Left Forum: Student Debt Serfdom

Dissent and Jacobin will cohost a discussion on student debt at Left Forum, taking place March 16–18 at Pace University. Register here.

If nothing changes, student debt will haunt today’s youth into old age. How did we get locked into debt, who’s profiting from the status quo, and how can we reclaim our futures?

The Daily estimates that for students in the class of 2034, a college education in the United States will cost between $81,000 and $422,320. College tuition rises far faster than the rate of inflation, while median family incomes decline. According to the Project on Student Debt, two-thirds of college seniors graduated in debt in 2010, at an average of $25,250. They faced the highest youth unemployment rates in decades.

Increasing levels of student debt have been accompanied by laws preventing relief or forgiveness of loans. Creditors can seize any type of income, including Social Security, from indebted graduates. The loans cannot be discharged in bankruptcy.

But now students have started to fight back and see their debt in political terms. Activists are organizing against the lenders that hold so many in permanent indenture. What forms of resistance are now available to us, and what are their limitations? What would higher education look like if we liberated it from this entrenched system and opened it to all?

Panelists:

Sarah Jaffe, associate editor at AlterNet.org and a freelance political journalist and feminist pop culture critic.

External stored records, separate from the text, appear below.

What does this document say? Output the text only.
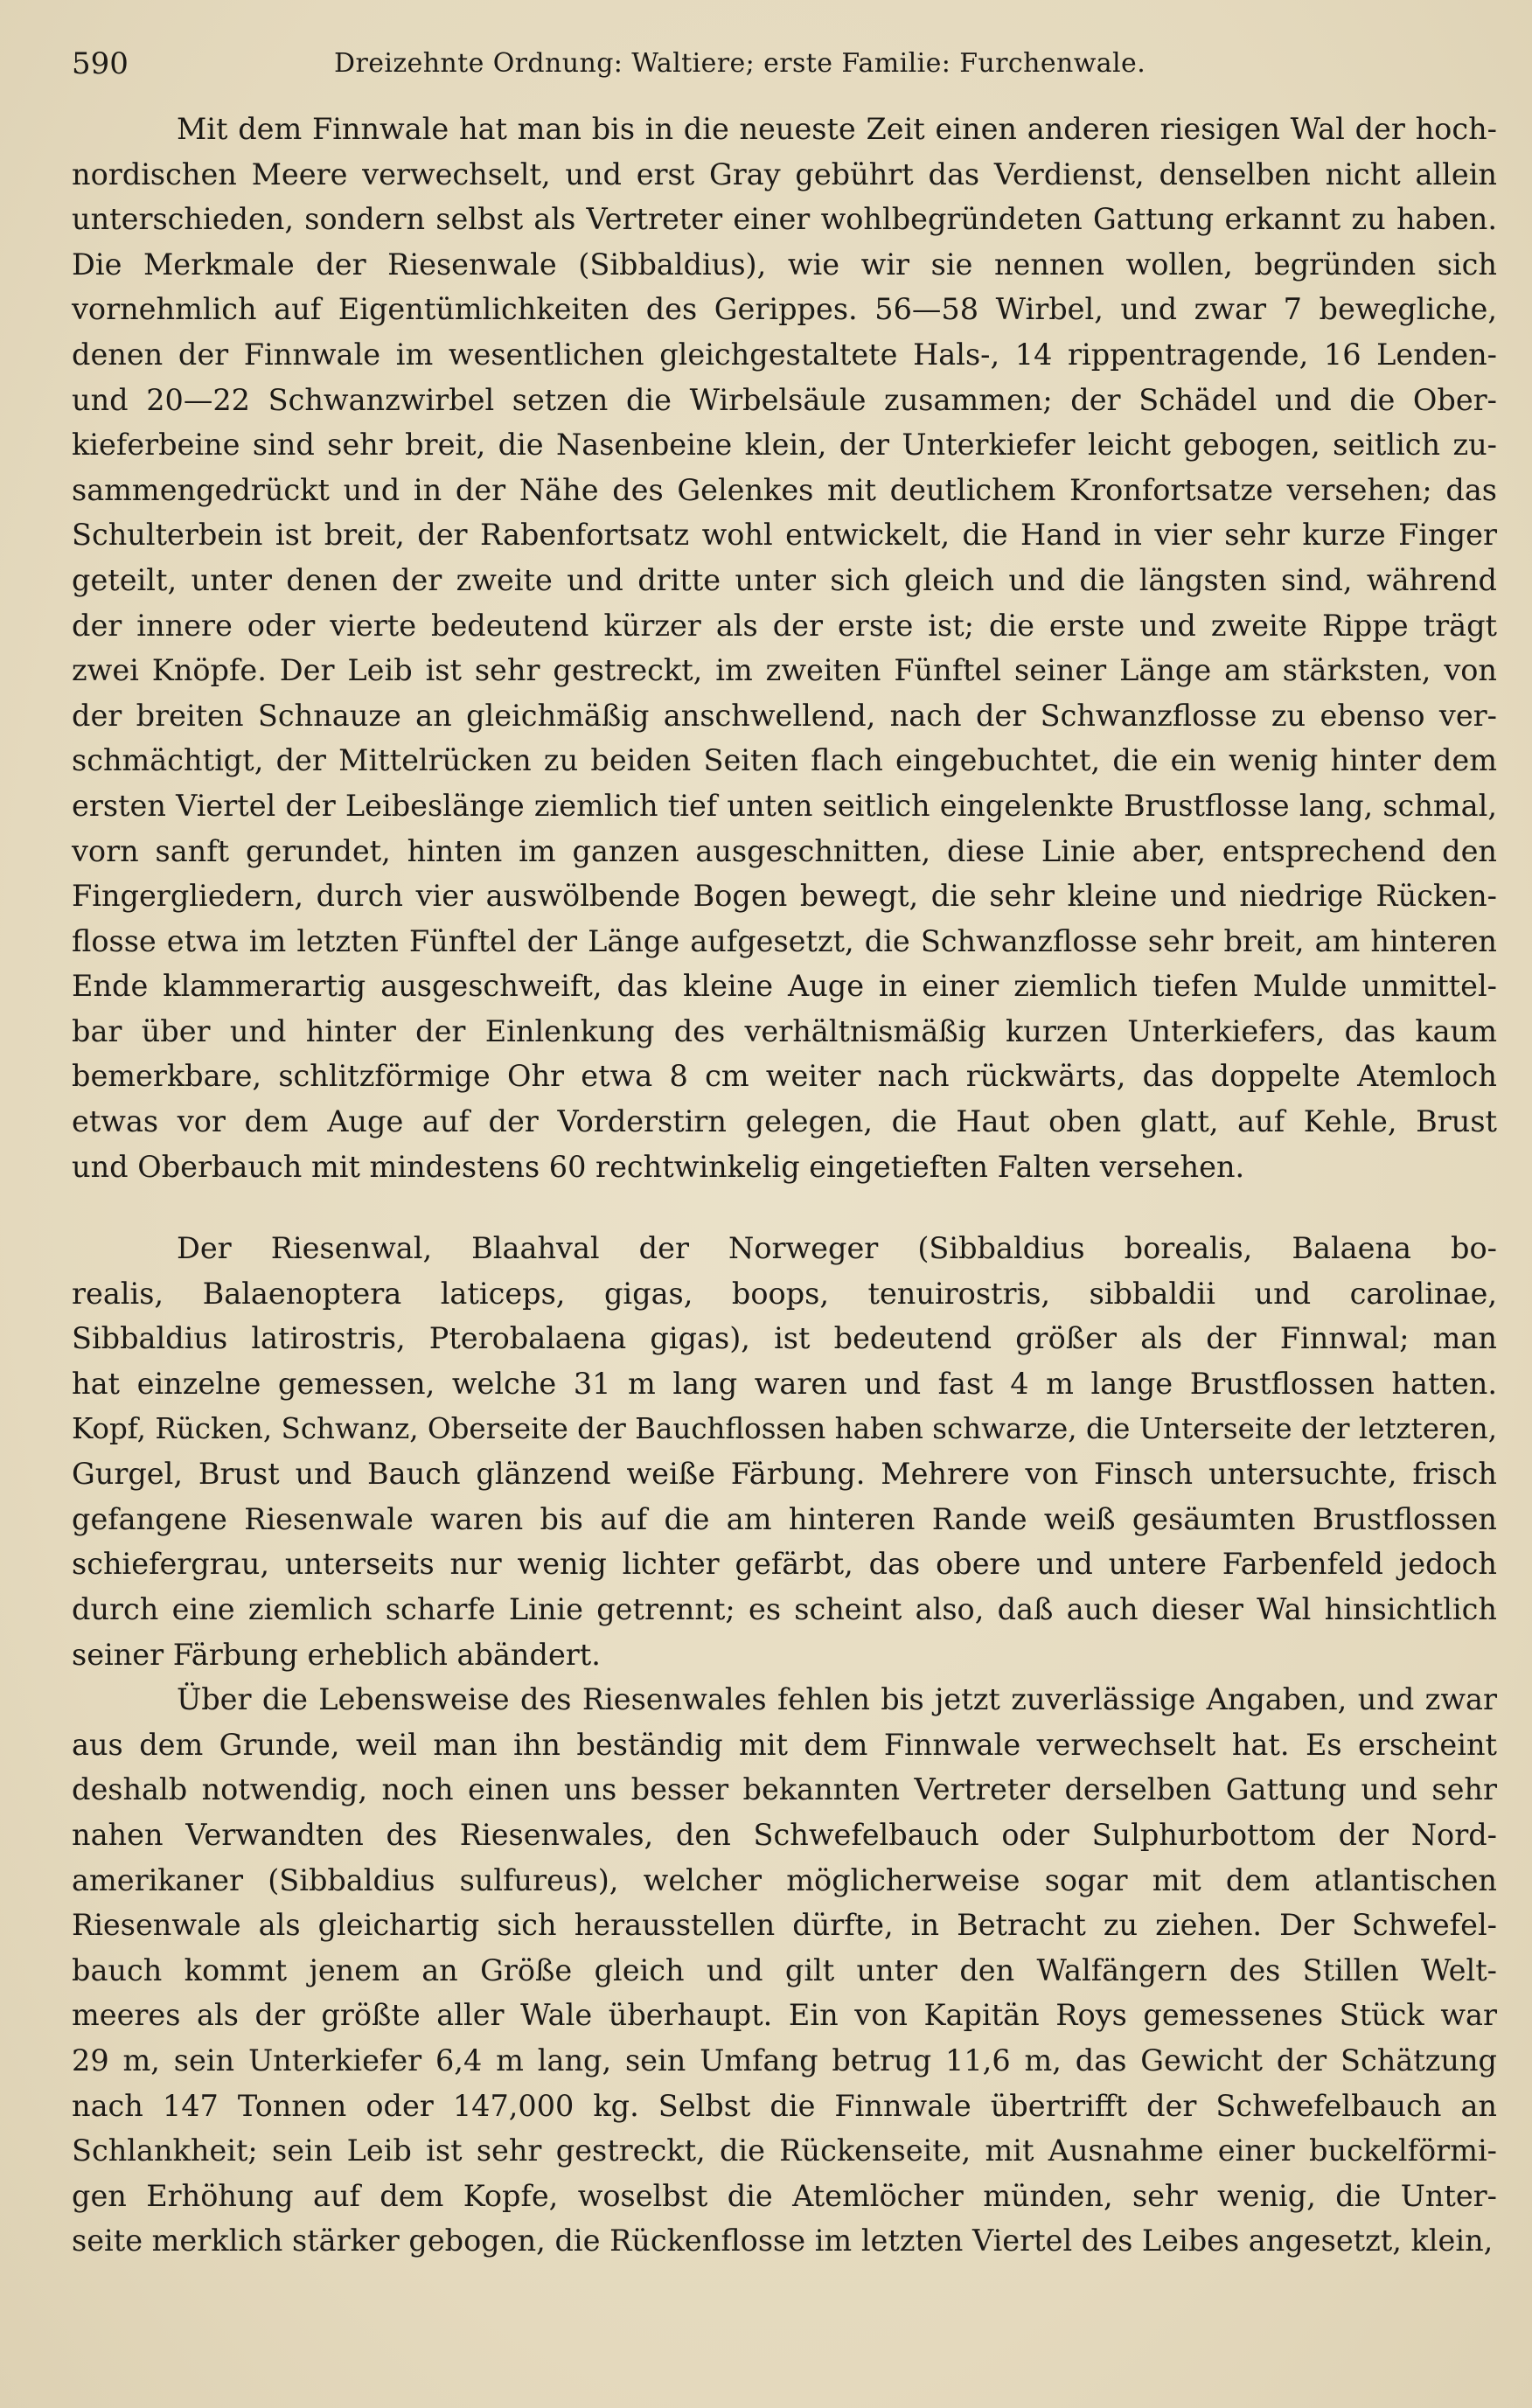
590	Dreizehnte Ordnung: Waltiere; erste Familie: Furchenwale.

Mit dem Finnwale hat man bis in die neueste Zeit einen anderen riesigen Wal der hoch-
nordischen Meere verwechselt, und erst Gray gebührt das Verdienst, denselben nicht allein
unterschieden, sondern selbst als Vertreter einer wohlbegründeten Gattung erkannt zu haben.
Die Merkmale der Riesenwale (Sibbaldius), wie wir sie nennen wollen, begründen sich
vornehmlich auf Eigentümlichkeiten des Gerippes. 56—58 Wirbel, und zwar 7 bewegliche,
denen der Finnwale im wesentlichen gleichgestaltete Hals-, 14 rippentragende, 16 Lenden-
und 20—22 Schwanzwirbel setzen die Wirbelsäule zusammen; der Schädel und die Ober-
kieferbeine sind sehr breit, die Nasenbeine klein, der Unterkiefer leicht gebogen, seitlich zu-
sammengedrückt und in der Nähe des Gelenkes mit deutlichem Kronfortsatze versehen; das
Schulterbein ist breit, der Rabenfortsatz wohl entwickelt, die Hand in vier sehr kurze Finger
geteilt, unter denen der zweite und dritte unter sich gleich und die längsten sind, während
der innere oder vierte bedeutend kürzer als der erste ist; die erste und zweite Rippe trägt
zwei Knöpfe. Der Leib ist sehr gestreckt, im zweiten Fünftel seiner Länge am stärksten, von
der breiten Schnauze an gleichmäßig anschwellend, nach der Schwanzflosse zu ebenso ver-
schmächtigt, der Mittelrücken zu beiden Seiten flach eingebuchtet, die ein wenig hinter dem
ersten Viertel der Leibeslänge ziemlich tief unten seitlich eingelenkte Brustflosse lang, schmal,
vorn sanft gerundet, hinten im ganzen ausgeschnitten, diese Linie aber, entsprechend den
Fingergliedern, durch vier auswölbende Bogen bewegt, die sehr kleine und niedrige Rücken-
flosse etwa im letzten Fünftel der Länge aufgesetzt, die Schwanzflosse sehr breit, am hinteren
Ende klammerartig ausgeschweift, das kleine Auge in einer ziemlich tiefen Mulde unmittel-
bar über und hinter der Einlenkung des verhältnismäßig kurzen Unterkiefers, das kaum
bemerkbare, schlitzförmige Ohr etwa 8 cm weiter nach rückwärts, das doppelte Atemloch
etwas vor dem Auge auf der Vorderstirn gelegen, die Haut oben glatt, auf Kehle, Brust
und Oberbauch mit mindestens 60 rechtwinkelig eingetieften Falten versehen.

Der Riesenwal, Blaahval der Norweger (Sibbaldius borealis, Balaena bo-
realis, Balaenoptera laticeps, gigas, boops, tenuirostris, sibbaldii und carolinae,
Sibbaldius latirostris, Pterobalaena gigas), ist bedeutend größer als der Finnwal; man
hat einzelne gemessen, welche 31 m lang waren und fast 4 m lange Brustflossen hatten.
Kopf, Rücken, Schwanz, Oberseite der Bauchflossen haben schwarze, die Unterseite der letzteren,
Gurgel, Brust und Bauch glänzend weiße Färbung. Mehrere von Finsch untersuchte, frisch
gefangene Riesenwale waren bis auf die am hinteren Rande weiß gesäumten Brustflossen
schiefergrau, unterseits nur wenig lichter gefärbt, das obere und untere Farbenfeld jedoch
durch eine ziemlich scharfe Linie getrennt; es scheint also, daß auch dieser Wal hinsichtlich
seiner Färbung erheblich abändert.

Über die Lebensweise des Riesenwales fehlen bis jetzt zuverlässige Angaben, und zwar
aus dem Grunde, weil man ihn beständig mit dem Finnwale verwechselt hat. Es erscheint
deshalb notwendig, noch einen uns besser bekannten Vertreter derselben Gattung und sehr
nahen Verwandten des Riesenwales, den Schwefelbauch oder Sulphurbottom der Nord-
amerikaner (Sibbaldius sulfureus), welcher möglicherweise sogar mit dem atlantischen
Riesenwale als gleichartig sich herausstellen dürfte, in Betracht zu ziehen. Der Schwefel-
bauch kommt jenem an Größe gleich und gilt unter den Walfängern des Stillen Welt-
meeres als der größte aller Wale überhaupt. Ein von Kapitän Roys gemessenes Stück war
29 m, sein Unterkiefer 6,4 m lang, sein Umfang betrug 11,6 m, das Gewicht der Schätzung
nach 147 Tonnen oder 147,000 kg. Selbst die Finnwale übertrifft der Schwefelbauch an
Schlankheit; sein Leib ist sehr gestreckt, die Rückenseite, mit Ausnahme einer buckelförmi-
gen Erhöhung auf dem Kopfe, woselbst die Atemlöcher münden, sehr wenig, die Unter-
seite merklich stärker gebogen, die Rückenflosse im letzten Viertel des Leibes angesetzt, klein,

Andrew Ross, professor of social and cultural analysis at New York University, author of Nice Work If You Can Get It: Life and Labor in Precarious Times, and coeditor of The University Against Itself: The NYU Strike and the Future of the Academic Workplace.

Bhaskar Sunkara, editor of Jacobin.

Jeffrey Williams, professor of English at Carnegie Mellon University and author of many notable articles about student debt, including “Debt Education” and “Student Debt and the Spirit of Indenture” in Dissent.

Annie Spencer, doctoral student in Geography at the CUNY Graduate Center teaching courses on economic geography and development at Hunter College, and a member of the Occupy Student Debt Campaign.

Sarah Leonard (moderator), associate editor at Dissent.